Les Rayner, fishing the river near the harbour, would be very concerned if PFAS was found in fish and would look to go fishing elsewhere.
Les Rayner, fishing the river near the harbour, would be very concerned if PFAS was found in fish and would look to go fishing elsewhere. Brian Cassidy

Fishos face anxious wait for PFAS testing

BUNDABERG fishers are anxiously waiting to find out if it's safe to eat the seafood they catch out of the Burnett River.

Bundy grandfather Les Rayner often sinks a line at the Bundaberg Port and has concerns for his loved ones after the news broke about PFAS levels in fish in Gladstone.

The fish tested positive for traces of PFAS at four Gladstone sites after tests were carried out by Gladstone Ports Corporation.

Sampling indicated some of the sites had elevated levels of PFAS when compared to national guidelines, prompting GPC to initiate a broader scope of sampling.

It involved undertaking a pilot seafood sampling program at Ship Creek, within the Port Central precinct.

The public was advised to avoid consuming fish from Ship Creek.

Mr Rayner said he fished about two to three times a week and ate the fish he caught at least once a week, so the sooner the testing was done the better.

"I'll definitely stop fishing if there is PFAS in the fish,” Mr Rayner said.

"I take my wife and grandkids fishing, we all love it and don't want to stop.

"So, the sooner they wave the white flag, the better.”

On the same wavelength is keen fisherman Moe Turaga, who voiced his concerns about the possible contamination.

"It would be devastating and I would stop fishing even though I love it,” Mr Turaga said.

"I don't want to be scared of fishing and I know a lot of families would be devastated.”

Yesterday, GPC chief executive Peter O'Sullivan said the organisation had scheduled to undertake seafood sampling in Bundaberg next week.

"Concerned residents should be aware that results from sampling do take some time to come through, although GPC anticipates to have the results by late November,” he said.

"GPC however will do everything within its powers to expedite the process.”

He said they developed a pilot program and executed it in a smaller waterway, before extending the scope further in Gladstone and in Bundaberg.

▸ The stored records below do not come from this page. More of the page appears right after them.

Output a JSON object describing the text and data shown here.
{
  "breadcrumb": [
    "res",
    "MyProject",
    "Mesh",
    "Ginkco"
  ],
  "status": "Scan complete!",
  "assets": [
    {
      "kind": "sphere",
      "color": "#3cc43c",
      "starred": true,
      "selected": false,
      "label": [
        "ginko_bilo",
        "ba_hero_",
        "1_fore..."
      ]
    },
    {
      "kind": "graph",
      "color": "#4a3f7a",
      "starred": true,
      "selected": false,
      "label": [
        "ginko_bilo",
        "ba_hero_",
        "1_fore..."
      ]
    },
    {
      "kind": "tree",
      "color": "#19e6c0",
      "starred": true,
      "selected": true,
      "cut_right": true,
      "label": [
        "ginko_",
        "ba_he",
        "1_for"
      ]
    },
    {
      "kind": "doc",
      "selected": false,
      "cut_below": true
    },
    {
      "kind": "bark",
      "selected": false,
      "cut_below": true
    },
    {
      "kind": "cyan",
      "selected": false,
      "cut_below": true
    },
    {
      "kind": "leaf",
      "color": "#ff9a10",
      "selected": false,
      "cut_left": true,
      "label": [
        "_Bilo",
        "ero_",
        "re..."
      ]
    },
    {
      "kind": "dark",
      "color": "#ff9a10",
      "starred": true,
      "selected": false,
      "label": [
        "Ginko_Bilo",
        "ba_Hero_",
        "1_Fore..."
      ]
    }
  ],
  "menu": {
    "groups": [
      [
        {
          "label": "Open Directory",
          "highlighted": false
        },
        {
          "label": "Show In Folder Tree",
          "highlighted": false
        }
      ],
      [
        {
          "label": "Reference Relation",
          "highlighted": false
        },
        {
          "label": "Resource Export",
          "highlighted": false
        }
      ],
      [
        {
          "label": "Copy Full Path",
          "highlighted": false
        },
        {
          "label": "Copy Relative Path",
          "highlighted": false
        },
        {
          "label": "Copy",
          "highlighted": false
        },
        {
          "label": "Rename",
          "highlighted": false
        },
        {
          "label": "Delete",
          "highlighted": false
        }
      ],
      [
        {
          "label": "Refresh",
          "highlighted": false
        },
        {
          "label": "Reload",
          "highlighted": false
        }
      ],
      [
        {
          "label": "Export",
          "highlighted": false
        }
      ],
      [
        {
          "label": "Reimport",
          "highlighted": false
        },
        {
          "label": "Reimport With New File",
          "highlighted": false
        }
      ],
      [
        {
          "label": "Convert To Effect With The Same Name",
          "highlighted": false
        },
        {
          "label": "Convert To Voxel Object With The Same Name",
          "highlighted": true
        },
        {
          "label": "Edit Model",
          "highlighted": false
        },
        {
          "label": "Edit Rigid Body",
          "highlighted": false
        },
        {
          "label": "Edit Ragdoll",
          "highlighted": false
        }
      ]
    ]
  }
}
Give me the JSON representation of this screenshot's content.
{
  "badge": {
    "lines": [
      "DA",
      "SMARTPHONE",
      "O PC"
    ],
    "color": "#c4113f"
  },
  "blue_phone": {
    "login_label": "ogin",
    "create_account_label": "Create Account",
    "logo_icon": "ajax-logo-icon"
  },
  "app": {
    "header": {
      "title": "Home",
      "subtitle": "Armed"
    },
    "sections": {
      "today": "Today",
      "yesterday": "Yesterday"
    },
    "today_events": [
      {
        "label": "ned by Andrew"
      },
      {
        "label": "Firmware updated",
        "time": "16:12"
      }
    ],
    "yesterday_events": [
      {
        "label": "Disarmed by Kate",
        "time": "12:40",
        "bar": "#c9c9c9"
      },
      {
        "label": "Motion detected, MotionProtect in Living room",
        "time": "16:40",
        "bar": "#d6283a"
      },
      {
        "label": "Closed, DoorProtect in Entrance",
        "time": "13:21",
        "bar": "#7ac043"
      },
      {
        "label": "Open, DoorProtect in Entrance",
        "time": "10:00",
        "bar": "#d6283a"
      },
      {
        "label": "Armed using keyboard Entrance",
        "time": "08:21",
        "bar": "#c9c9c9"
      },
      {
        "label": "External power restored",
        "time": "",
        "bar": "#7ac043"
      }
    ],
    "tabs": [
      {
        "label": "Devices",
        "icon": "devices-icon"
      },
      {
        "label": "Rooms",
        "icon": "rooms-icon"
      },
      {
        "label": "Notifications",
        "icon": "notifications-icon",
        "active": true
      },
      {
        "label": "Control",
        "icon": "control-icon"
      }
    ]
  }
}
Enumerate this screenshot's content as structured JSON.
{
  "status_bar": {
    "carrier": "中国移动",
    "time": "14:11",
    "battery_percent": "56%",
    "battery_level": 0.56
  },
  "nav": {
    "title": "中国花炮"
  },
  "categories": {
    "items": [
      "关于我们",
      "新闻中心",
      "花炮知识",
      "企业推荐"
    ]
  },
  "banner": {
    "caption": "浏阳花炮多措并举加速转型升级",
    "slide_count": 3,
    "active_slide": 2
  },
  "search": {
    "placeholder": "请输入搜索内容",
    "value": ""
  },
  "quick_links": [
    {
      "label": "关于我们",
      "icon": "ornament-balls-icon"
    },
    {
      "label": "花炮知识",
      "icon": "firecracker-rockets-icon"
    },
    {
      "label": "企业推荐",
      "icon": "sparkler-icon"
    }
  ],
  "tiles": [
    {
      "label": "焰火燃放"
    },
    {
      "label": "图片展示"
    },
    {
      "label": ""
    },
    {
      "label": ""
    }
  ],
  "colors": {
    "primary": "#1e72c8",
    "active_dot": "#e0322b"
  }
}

"There is no evidence at this stage that fish or other seafood in the Burnett River is contaminated with PFAS,” he said.

"At this stage GPC has not sampled the Burnett River, however water quality sampling upstream, associated with the Svensson Heights investigation, indicated that there was no PFAS recorded in the Burnett River.

"Water quality sampling will be undertaken at the same time as the seafood sampling.”

Mr O'Sullivan said the additional results in nearby harbours to Ship Creek indicated it might be a confined issue.

Earlier this year, GPC initiated voluntary water monitoring for per-fluoroalkyl and poly-fluoroalkyl substances at its three port precincts.

This came after authorities advised the town water supply to Svensson Heights residents was contaminated in April.

Mr Sullivan said sampling was undertaken of waterways upstream in relation to the Svensson Heights investigation.

"Those results are available on the Queensland Government PFAS website. GPC was not involved in this investigation,” he said. "Any members of the public who have any health concerns should contact their GP or 13health.”